Penalty Drama Sends France Into Last Eight

A single video-reviewed penalty in brutal heat sent France through and left Paraguay’s fans crying foul over yet another “scandal” call on the world stage.

Story Snapshot

  • France beat Paraguay 1-0 in the World Cup Round of 16 thanks to a Kylian Mbappé penalty.
  • The penalty came after Desire Doue was brought down in the box by Diego Gomez and awarded following video review.
  • Paraguay’s physical, time-wasting tactics and attempts to damage the penalty spot sparked anger and talk of “dark arts.”
  • Video assistant referee (VAR) overturned the on-field no-call, feeding familiar claims that elites and officials decide games from a booth, not the pitch.

How France Finally Broke Paraguay’s Wall

France spent more than an hour pushing against a tight, defensive Paraguay side in Philadelphia before finally breaking through from the penalty spot. The match was played in extreme heat near 100 degrees Fahrenheit, which slowed play and drained both teams. France controlled most of the ball and chances but could not score until substitute Desire Doue drove into the box and collided with Paraguayan defender Diego Gomez. After review by the video assistant referee, Uzbek referee Ilgiz Tantashev awarded a penalty.

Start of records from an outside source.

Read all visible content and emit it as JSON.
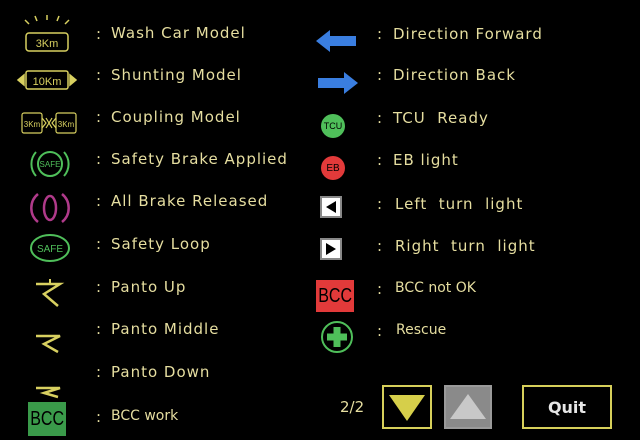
{
  "left_items": [
    {
      "icon": "wash-car-3km-icon",
      "icon_text": "3Km",
      "label": "Wash Car Model"
    },
    {
      "icon": "shunting-10km-icon",
      "icon_text": "10Km",
      "label": "Shunting Model"
    },
    {
      "icon": "coupling-3km-icon",
      "icon_text": "3Km",
      "label": "Coupling Model"
    },
    {
      "icon": "safety-brake-applied-icon",
      "icon_text": "SAFE",
      "label": "Safety Brake Applied"
    },
    {
      "icon": "all-brake-released-icon",
      "icon_text": "",
      "label": "All Brake Released"
    },
    {
      "icon": "safety-loop-icon",
      "icon_text": "SAFE",
      "label": "Safety Loop"
    },
    {
      "icon": "panto-up-icon",
      "icon_text": "",
      "label": "Panto Up"
    },
    {
      "icon": "panto-middle-icon",
      "icon_text": "",
      "label": "Panto Middle"
    },
    {
      "icon": "panto-down-icon",
      "icon_text": "",
      "label": "Panto Down"
    },
    {
      "icon": "bcc-work-icon",
      "icon_text": "BCC",
      "label": "BCC work"
    }
  ],
  "right_items": [
    {
      "icon": "direction-forward-arrow-icon",
      "icon_text": "",
      "label": "Direction Forward"
    },
    {
      "icon": "direction-back-arrow-icon",
      "icon_text": "",
      "label": "Direction Back"
    },
    {
      "icon": "tcu-ready-icon",
      "icon_text": "TCU",
      "label": "TCU  Ready"
    },
    {
      "icon": "eb-light-icon",
      "icon_text": "EB",
      "label": "EB light"
    },
    {
      "icon": "left-turn-light-icon",
      "icon_text": "",
      "label": "Left  turn  light"
    },
    {
      "icon": "right-turn-light-icon",
      "icon_text": "",
      "label": "Right  turn  light"
    },
    {
      "icon": "bcc-not-ok-icon",
      "icon_text": "BCC",
      "label": "BCC not OK"
    },
    {
      "icon": "rescue-cross-icon",
      "icon_text": "",
      "label": "Rescue"
    }
  ],
  "colon": ":",
  "pager": {
    "page": "2/2"
  },
  "quit_label": "Quit",
  "colors": {
    "text": "#e6dea0",
    "icon_yellow": "#d8d060",
    "arrow_blue": "#3a7ee0",
    "green": "#4fbf5a",
    "red": "#e23a3a"
  }
}
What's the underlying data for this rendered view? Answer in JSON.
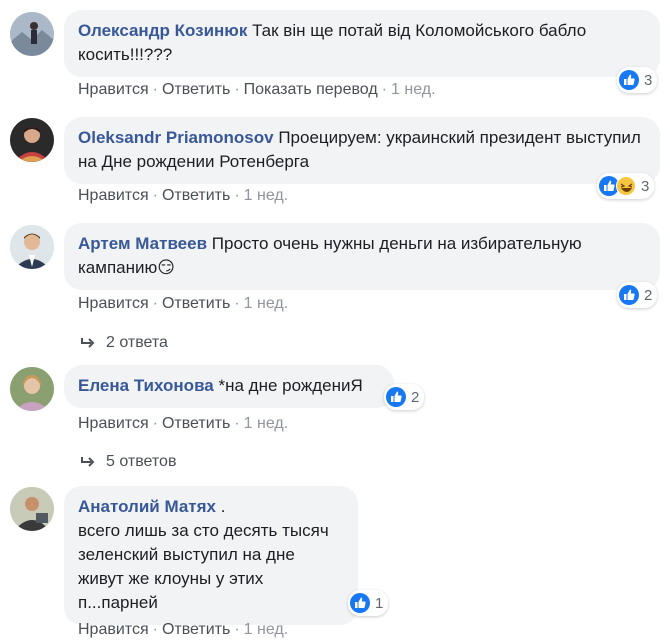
{
  "comments": [
    {
      "author": "Олександр Козинюк",
      "text": "Так він ще потай від Коломойського бабло косить!!!???",
      "actions": [
        "Нравится",
        "Ответить",
        "Показать перевод"
      ],
      "time": "1 нед.",
      "reactions": [
        "like"
      ],
      "reaction_count": "3"
    },
    {
      "author": "Oleksandr Priamonosov",
      "text": "Проецируем: украинский президент выступил на Дне рождении Ротенберга",
      "actions": [
        "Нравится",
        "Ответить"
      ],
      "time": "1 нед.",
      "reactions": [
        "like",
        "haha"
      ],
      "reaction_count": "3"
    },
    {
      "author": "Артем Матвеев",
      "text": "Просто очень нужны деньги на избирательную кампанию😏",
      "actions": [
        "Нравится",
        "Ответить"
      ],
      "time": "1 нед.",
      "reactions": [
        "like"
      ],
      "reaction_count": "2",
      "replies_label": "2 ответа"
    },
    {
      "author": "Елена Тихонова",
      "text": "*на дне рождениЯ",
      "actions": [
        "Нравится",
        "Ответить"
      ],
      "time": "1 нед.",
      "reactions": [
        "like"
      ],
      "reaction_count": "2",
      "replies_label": "5 ответов"
    },
    {
      "author": "Анатолий Матях",
      "text_lines": [
        ".",
        "всего лишь за сто десять тысяч",
        "зеленский выступил на дне",
        "живут же клоуны у этих",
        "п...парней"
      ],
      "actions": [
        "Нравится",
        "Ответить"
      ],
      "time": "1 нед.",
      "reactions": [
        "like"
      ],
      "reaction_count": "1"
    }
  ],
  "colors": {
    "author": "#385898",
    "bubble": "#f2f3f5",
    "like": "#1877f2",
    "meta": "#90949c"
  },
  "icons": [
    "like-icon",
    "haha-icon",
    "reply-arrow-icon"
  ]
}
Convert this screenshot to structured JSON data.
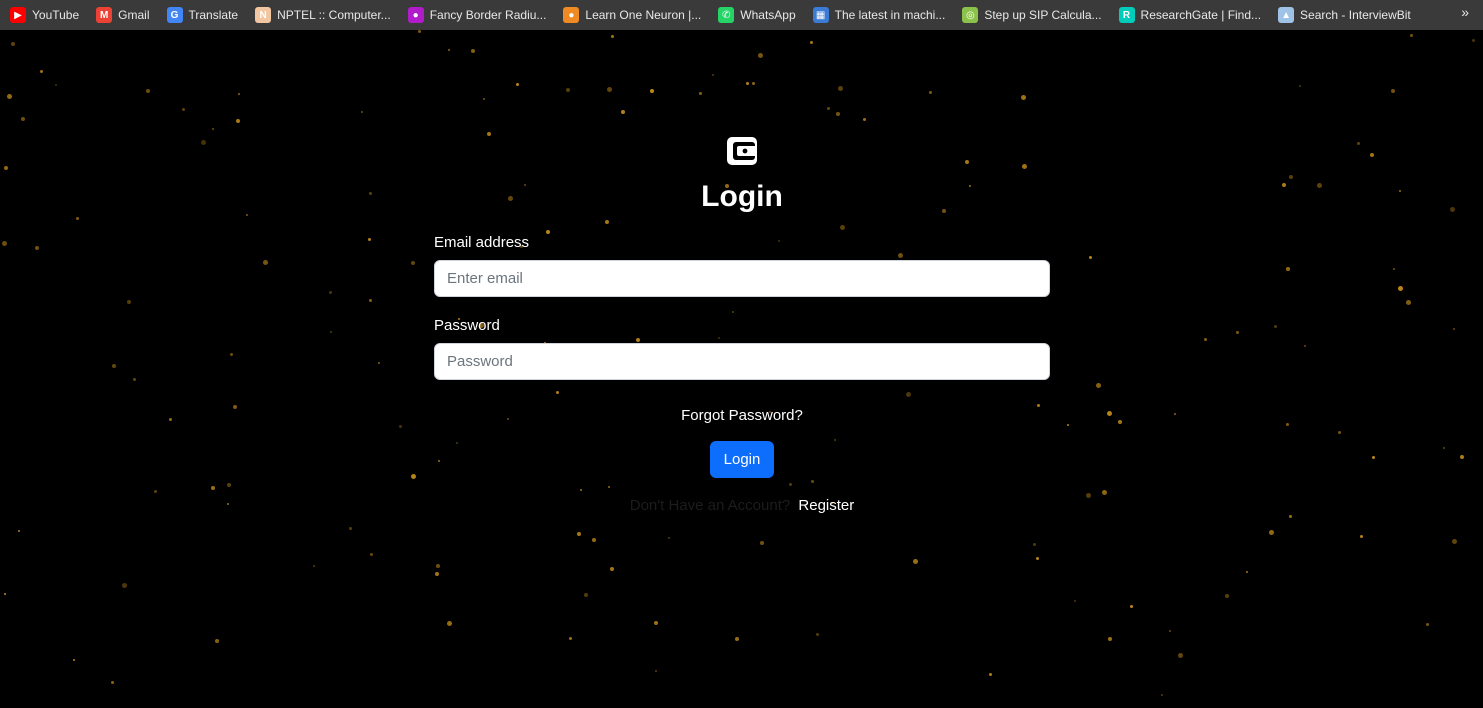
{
  "bookmarks": [
    {
      "label": "YouTube",
      "icon": "youtube-icon",
      "color": "#ff0000",
      "glyph": "▶"
    },
    {
      "label": "Gmail",
      "icon": "gmail-icon",
      "color": "#ea4335",
      "glyph": "M"
    },
    {
      "label": "Translate",
      "icon": "translate-icon",
      "color": "#4285f4",
      "glyph": "G"
    },
    {
      "label": "NPTEL :: Computer...",
      "icon": "nptel-icon",
      "color": "#f2c6a0",
      "glyph": "N"
    },
    {
      "label": "Fancy Border Radiu...",
      "icon": "fancy-border-icon",
      "color": "#b01cc9",
      "glyph": "●"
    },
    {
      "label": "Learn One Neuron |...",
      "icon": "one-neuron-icon",
      "color": "#f08a24",
      "glyph": "●"
    },
    {
      "label": "WhatsApp",
      "icon": "whatsapp-icon",
      "color": "#25d366",
      "glyph": "✆"
    },
    {
      "label": "The latest in machi...",
      "icon": "papers-icon",
      "color": "#3a7bd5",
      "glyph": "▦"
    },
    {
      "label": "Step up SIP Calcula...",
      "icon": "sip-calc-icon",
      "color": "#8bc34a",
      "glyph": "◎"
    },
    {
      "label": "ResearchGate | Find...",
      "icon": "researchgate-icon",
      "color": "#00ccbb",
      "glyph": "R"
    },
    {
      "label": "Search - InterviewBit",
      "icon": "interviewbit-icon",
      "color": "#9ec3e6",
      "glyph": "▲"
    }
  ],
  "bookmarks_overflow": "»",
  "login": {
    "title": "Login",
    "email_label": "Email address",
    "email_placeholder": "Enter email",
    "email_value": "",
    "password_label": "Password",
    "password_placeholder": "Password",
    "password_value": "",
    "forgot_label": "Forgot Password?",
    "button_label": "Login",
    "register_prompt": "Don't Have an Account?",
    "register_label": "Register"
  },
  "colors": {
    "background": "#000000",
    "accent": "#0d6efd",
    "star": "#c8901a",
    "bookmarks_bar": "#3a3a3a"
  }
}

Kylian Mbappé stepped up and calmly sent goalkeeper Orlando Gill the wrong way, scoring in the 70th minute for the game’s only goal. Multiple reports from major outlets agree on the key facts: contact from Gomez on Doue in the area, a video review, and then a penalty that Mbappé converted. The goal was Mbappé’s seventh of the tournament and pushed France into the quarterfinals to face Morocco, even though many fans felt the win was ugly and hard-earned.

Paraguay’s “Dark Arts” and Fury at the Decision

Paraguay did not just defend; they pushed the limits of fair play throughout the match. Reports describe repeated fouls, constant gamesmanship, and efforts to break France’s rhythm, including surrounding the referee and arguing every big call. Right before the penalty, Paraguay players crowded Tantashev and then tried to tamper with the penalty spot, forcing France’s Ousmane Dembele to stand guard over the grass. This behavior fed the story many fans already believe: that some teams try to win by bending rules instead of playing straight.

At the same time, many in Paraguay and online argue the penalty never should have been given. The referee first waved play on before video review told him to look again. Paraguay’s players claimed Mbappé and Doue exaggerated the fall to win the call, and fans on social media blasted the lack of “consistency” and said it was “never a penalty.” Yet official reports and slow-motion replays all show clear contact from Gomez on a fast-moving Doue, and there is no sign the match was canceled or decided by paperwork as some wild posts suggest.

Why This Feels Bigger Than One World Cup Game

This clash fits a long pattern in big tournaments where penalty decisions become instant “scandals,” no matter how strong the evidence. From past World Cups to this one, the moment a referee points to the spot in a knockout match, half the world cries bias. Video assistant referee technology was supposed to calm these feelings by showing “clear and obvious” proof, but here it did the opposite. The first instinct of the referee was no foul, then people in a booth told him to change his mind, which many fans see as secret power at work.

For Americans watching from afar, this story may feel familiar. A small group of officials, backed by unseen experts, can decide the fate of a nation’s hopes with one signal. Ordinary players, coaches, and fans are left shouting at a system they do not control and often do not trust. Some see Paraguay’s tactics as proof that rules mean less than raw influence, while others see France’s win as yet another case where those with more money, stars, and global clout benefit when the judgment call comes.

Hard Play, Hot Conditions, and Human Limits

The match also shows how hard it is to keep fair judgment in extreme conditions. Players battled in 38-degree Celsius heat, which raises the odds of late fouls from tired legs and late whistles from drained officials. Paraguay committed many fouls and focused on stopping France’s stars by any means, while France kept pressing in search of one clean chance. Desire Doue’s burst past three defenders for the deciding foul came from fresh energy off the bench, and Gomez’s late tackle looked more like desperation than a planned trick.

Sport scientists say most goals in modern World Cups come late in games, when fatigue opens gaps and mistakes. That fits this match perfectly: ninety minutes of grinding effort, one slip in the box, and then a single spot kick with all the pressure. Research also shows about three out of four penalties become goals, so a call this big almost always decides the match. When that kind of decision depends on both human judgment and technology, fans on both left and right here at home see the same problem they recognize in government and finance: systems that claim to be neutral but feel rigged when the stakes are highest.